Emily: There's like the emotional upheaval, but then there's also literally that you have a lot of drugs in your body and it's hard.

Ray Romano[suddenly opens door and sticks his head in, before coming inside]: We need you over here!

Kumail: Who's this?

Emily: Hello!

Kumail: Hey Ray, you really...

Ray: W-I-U.

Kumail: Wiu?

Ray: Wrap it up.

Laughter

I was just about to ask them, I have written down here, "Ray Romano and Holly Hunter: how are they so good?" Though I guess that's more of an existential question...

Ray: How are they similar?

[almost shouting] How are they so good?

Ray: Well, Holly scared me into being good.

[Laughter]

You should work with her a lot then.

Ray: Yeah, really, we just all held on.

Kumail: That's how I felt. Just hold on to Holly, don't let go, you'll be good.

Ray: Yeah. By the way Colbert was good.

Emily: My parents said you did great on the Today Show, they told me this morning, you were really good.

Ray: Oh, yeah, that was over like that. [snaps fingers]

Kumail: Yeah. But it was okay, the Colbert thing?

Ray: Yeah it was...[Ray starts talking about someone without naming them, then realizes...] oh, is he recording?

Off the record, off the record.

Ray: We'll talk later. Go ahead, I'm only kidding, do whatever you gotta do.

Kumail: Sorry, is that going to be in the thing?
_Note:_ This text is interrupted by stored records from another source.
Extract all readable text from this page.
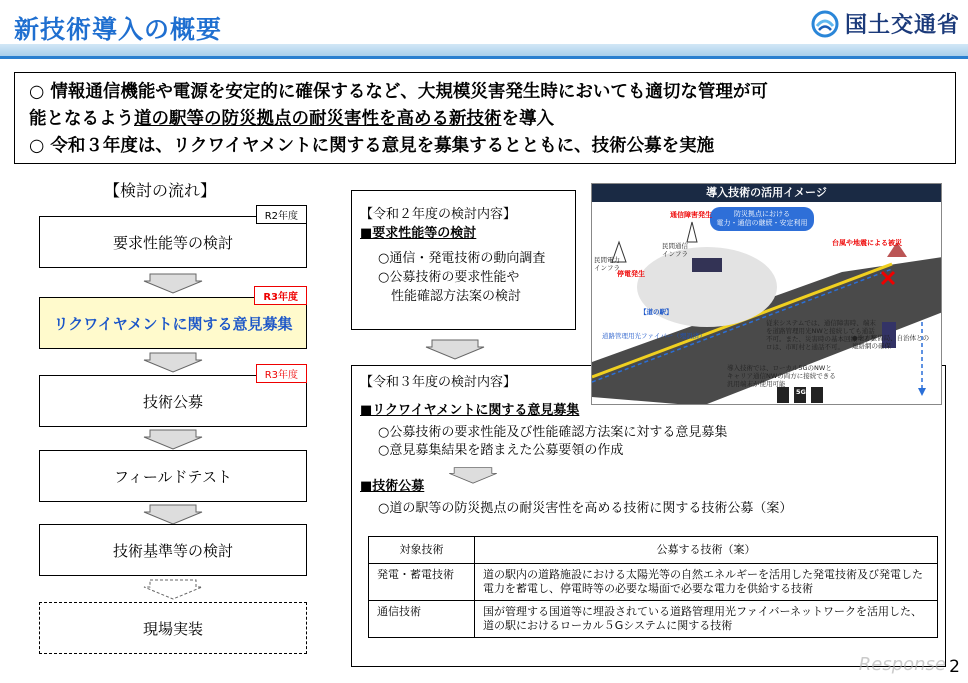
新技術導入の概要	国土交通省
○ 情報通信機能や電源を安定的に確保するなど、大規模災害発生時においても適切な管理が可
能となるよう道の駅等の防災拠点の耐災害性を高める新技術を導入
○ 令和３年度は、リクワイヤメントに関する意見を募集するとともに、技術公募を実施
【検討の流れ】
要求性能等の検討
R2年度
リクワイヤメントに関する意見募集
R3年度
技術公募
R3年度
フィールドテスト
技術基準等の検討
現場実装
【令和２年度の検討内容】
■要求性能等の検討
○通信・発電技術の動向調査
○公募技術の要求性能や
　性能確認方法案の検討
【令和３年度の検討内容】
■リクワイヤメントに関する意見募集
○公募技術の要求性能及び性能確認方法案に対する意見募集
○意見募集結果を踏まえた公募要領の作成
■技術公募
○道の駅等の防災拠点の耐災害性を高める技術に関する技術公募（案）
対象技術	公募する技術（案）
発電・蓄電技術	道の駅内の道路施設における太陽光等の自然エネルギーを活用した発電技術及び発電した電力を蓄電し、停電時等の必要な場面で必要な電力を供給する技術
通信技術	国が管理する国道等に埋設されている道路管理用光ファイバーネットワークを活用した、道の駅におけるローカル５Gシステムに関する技術
導入技術の活用イメージ
防災拠点における
電力・通信の継続・安定利用
通信障害発生
停電発生
台風や地震による被災
民間通信
インフラ
民間電力
インフラ
【道の駅】
道路管理用光ファイバー（埋設済）
従来システムでは、通信障害時、端末を道路管理用光NWと接続しても通話不可。また、災害時の基本回線マイクロは、市町村と通話不可。
導入技術では、ローカル5GのNWとキャリア通信NWの両方に接続できる汎用端末が使用可能
●地方整備局、自治体との連絡網の確保
5G
Response 2
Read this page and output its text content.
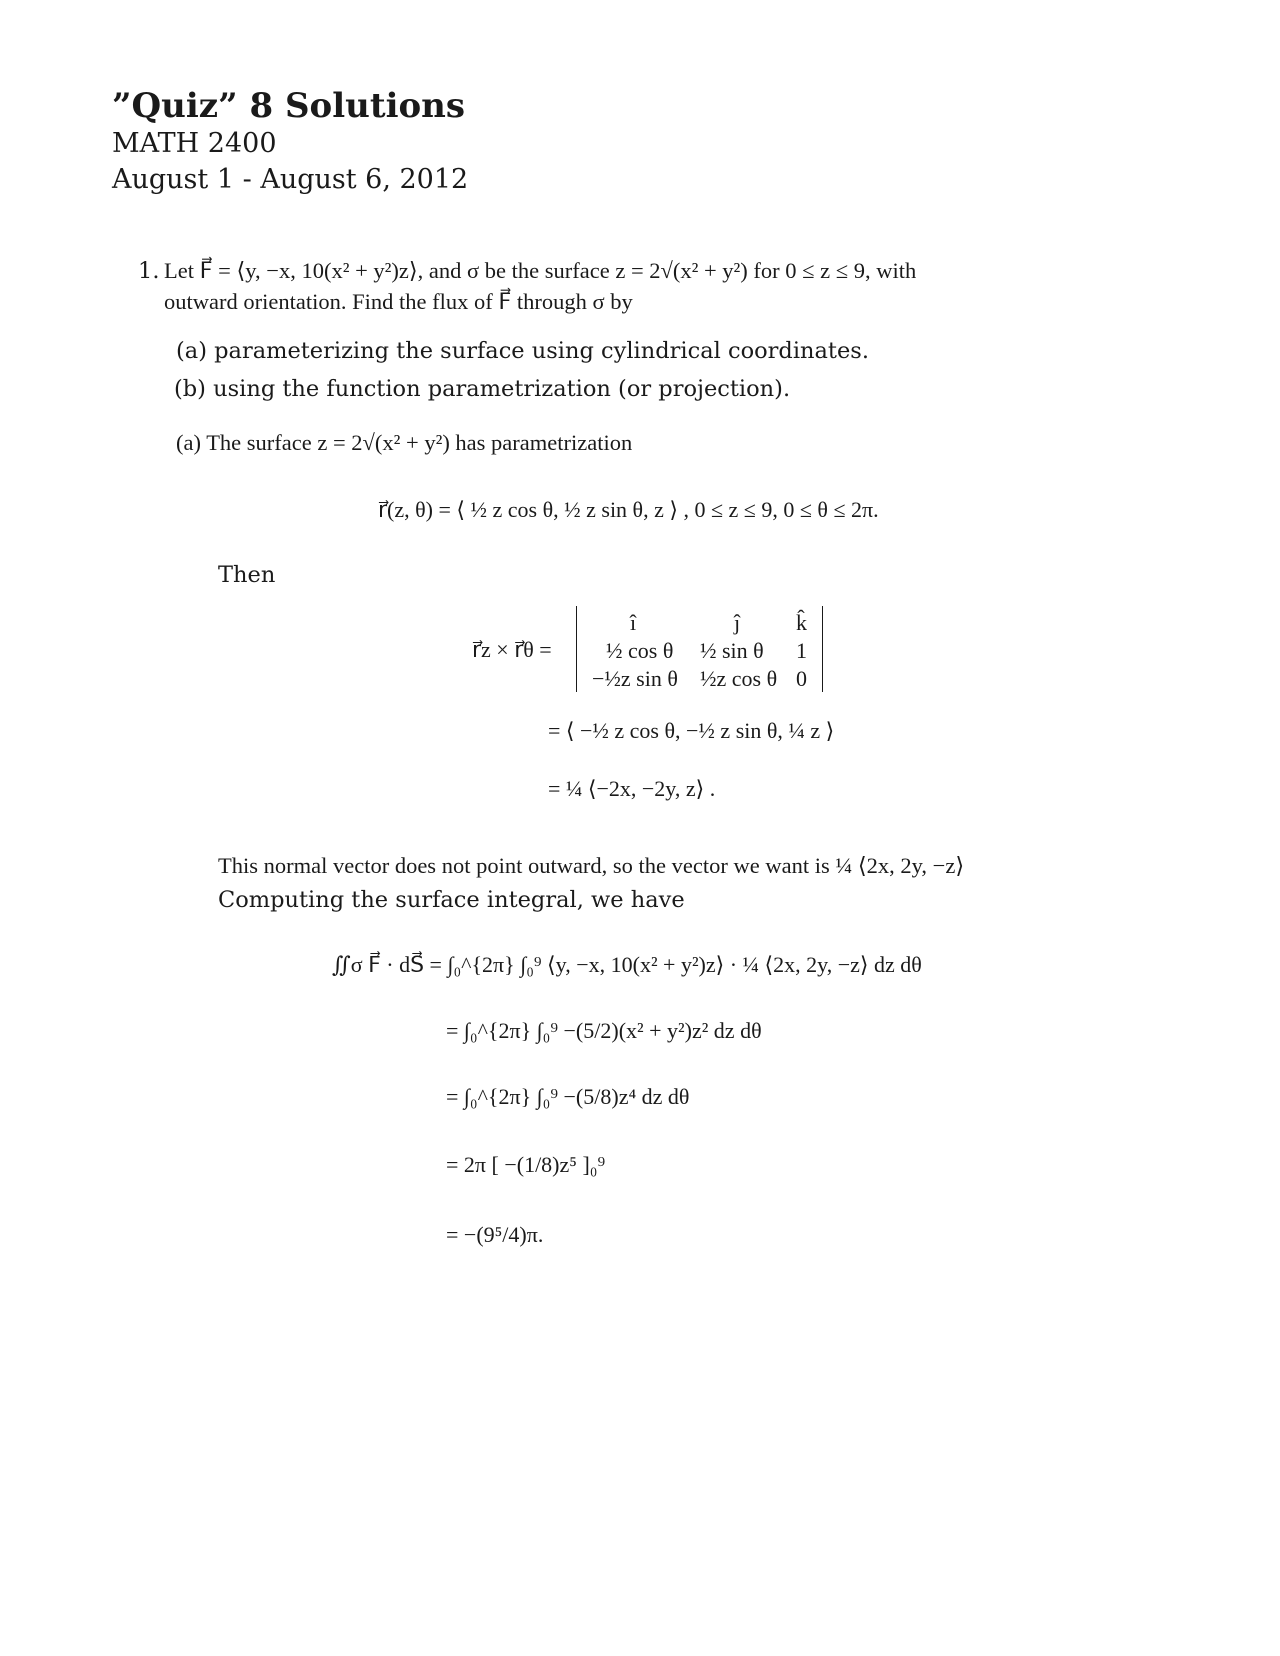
”Quiz” 8 Solutions
MATH 2400
August 1 - August 6, 2012
1. Let F⃗ = ⟨y, −x, 10(x² + y²)z⟩, and σ be the surface z = 2√(x² + y²) for 0 ≤ z ≤ 9, with
outward orientation. Find the flux of F⃗ through σ by
(a) parameterizing the surface using cylindrical coordinates.
(b) using the function parametrization (or projection).
(a) The surface z = 2√(x² + y²) has parametrization
r⃗(z, θ) = ⟨ ½ z cos θ, ½ z sin θ, z ⟩ , 0 ≤ z ≤ 9, 0 ≤ θ ≤ 2π.
Then
r⃗z × r⃗θ =
î	ĵ	k̂
½ cos θ ½ sin θ 1
−½z sin θ ½z cos θ 0
= ⟨ −½ z cos θ, −½ z sin θ, ¼ z ⟩
= ¼ ⟨−2x, −2y, z⟩ .
This normal vector does not point outward, so the vector we want is ¼ ⟨2x, 2y, −z⟩
Computing the surface integral, we have
∬σ F⃗ · dS⃗ = ∫₀^{2π} ∫₀⁹ ⟨y, −x, 10(x² + y²)z⟩ · ¼ ⟨2x, 2y, −z⟩ dz dθ
= ∫₀^{2π} ∫₀⁹ −(5/2)(x² + y²)z² dz dθ
= ∫₀^{2π} ∫₀⁹ −(5/8)z⁴ dz dθ
= 2π [ −(1/8)z⁵ ]₀⁹
= −(9⁵/4)π.
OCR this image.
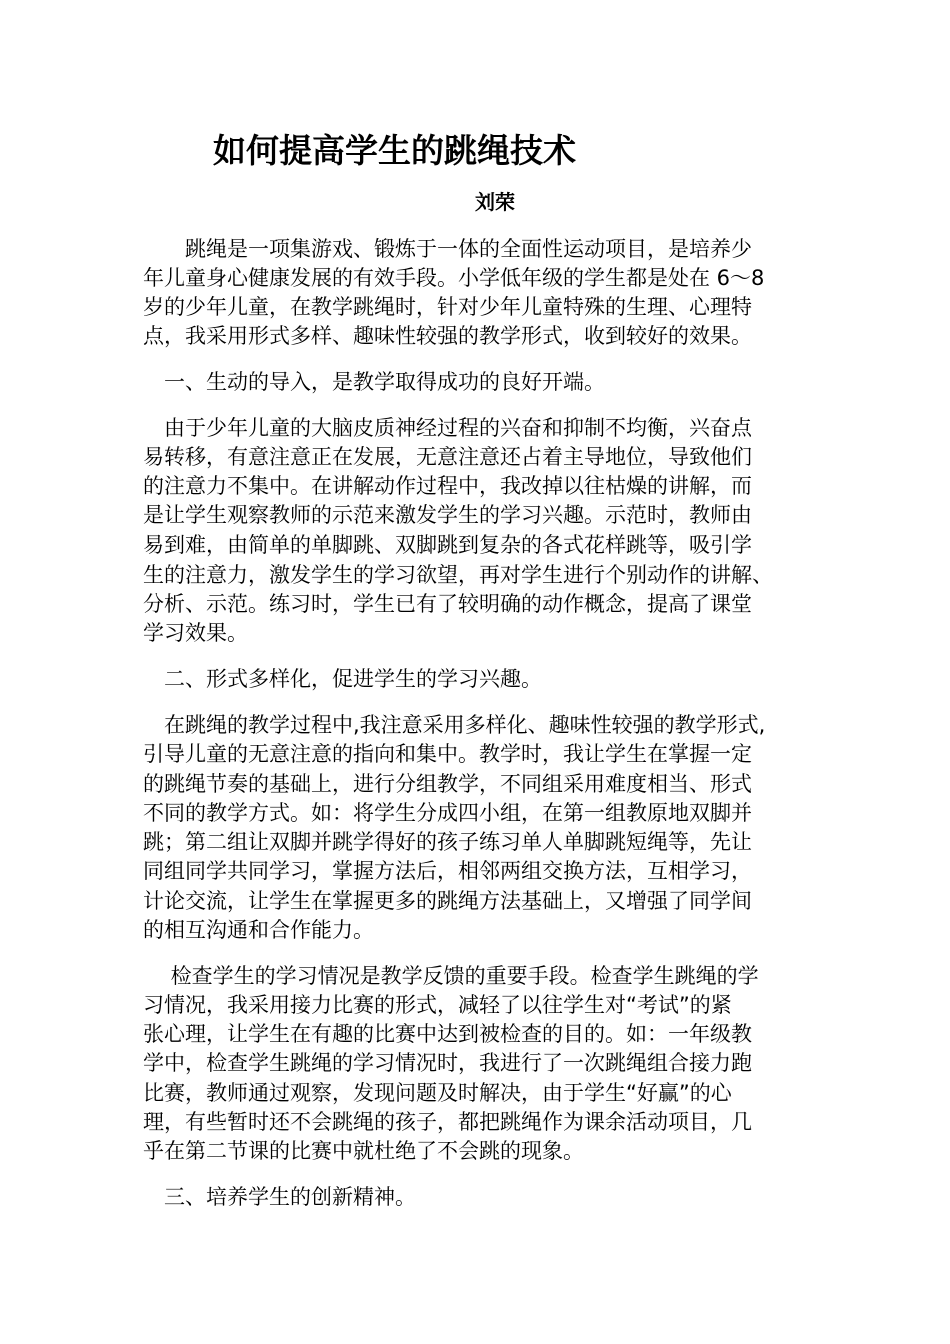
如何提高学生的跳绳技术
刘荣
　　跳绳是一项集游戏、锻炼于一体的全面性运动项目，是培养少
年儿童身心健康发展的有效手段。小学低年级的学生都是处在 6～8
岁的少年儿童，在教学跳绳时，针对少年儿童特殊的生理、心理特
点，我采用形式多样、趣味性较强的教学形式，收到较好的效果。
　一、生动的导入，是教学取得成功的良好开端。
　由于少年儿童的大脑皮质神经过程的兴奋和抑制不均衡，兴奋点
易转移，有意注意正在发展，无意注意还占着主导地位，导致他们
的注意力不集中。在讲解动作过程中，我改掉以往枯燥的讲解，而
是让学生观察教师的示范来激发学生的学习兴趣。示范时，教师由
易到难，由简单的单脚跳、双脚跳到复杂的各式花样跳等，吸引学
生的注意力，激发学生的学习欲望，再对学生进行个别动作的讲解、
分析、示范。练习时，学生已有了较明确的动作概念，提高了课堂
学习效果。
　二、形式多样化，促进学生的学习兴趣。
　在跳绳的教学过程中,我注意采用多样化、趣味性较强的教学形式,
引导儿童的无意注意的指向和集中。教学时，我让学生在掌握一定
的跳绳节奏的基础上，进行分组教学，不同组采用难度相当、形式
不同的教学方式。如：将学生分成四小组，在第一组教原地双脚并
跳；第二组让双脚并跳学得好的孩子练习单人单脚跳短绳等，先让
同组同学共同学习，掌握方法后，相邻两组交换方法，互相学习，
计论交流，让学生在掌握更多的跳绳方法基础上，又增强了同学间
的相互沟通和合作能力。
　 检查学生的学习情况是教学反馈的重要手段。检查学生跳绳的学
习情况，我采用接力比赛的形式，减轻了以往学生对“考试”的紧
张心理，让学生在有趣的比赛中达到被检查的目的。如：一年级教
学中，检查学生跳绳的学习情况时，我进行了一次跳绳组合接力跑
比赛，教师通过观察，发现问题及时解决，由于学生“好赢”的心
理，有些暂时还不会跳绳的孩子，都把跳绳作为课余活动项目，几
乎在第二节课的比赛中就杜绝了不会跳的现象。
　三、培养学生的创新精神。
It's a nice little moment. I really was going to ask about working with Ray Romano and Holly Hunter, because I thought they were really fantastic.

Kumail: It's amazing because Holly clearly is a legend who has been great in everything. So getting her, we knew we were getting the great actor. With Ray, it was Judd's idea but we knew it would be so interesting. They would make such a cool looking couple, with such different energies. And in a way, they would also weirdly mirror me and Emily since they are also a couple with big differences. When Judd suggested it, we were immediately on board.

Emily: You know what was also probably true, he was also probably thinking about the stand-up tour when he wanted to cast him.

Press Person:[who has entered the room to tell us we're out of time] What's funnier than Ray Romano?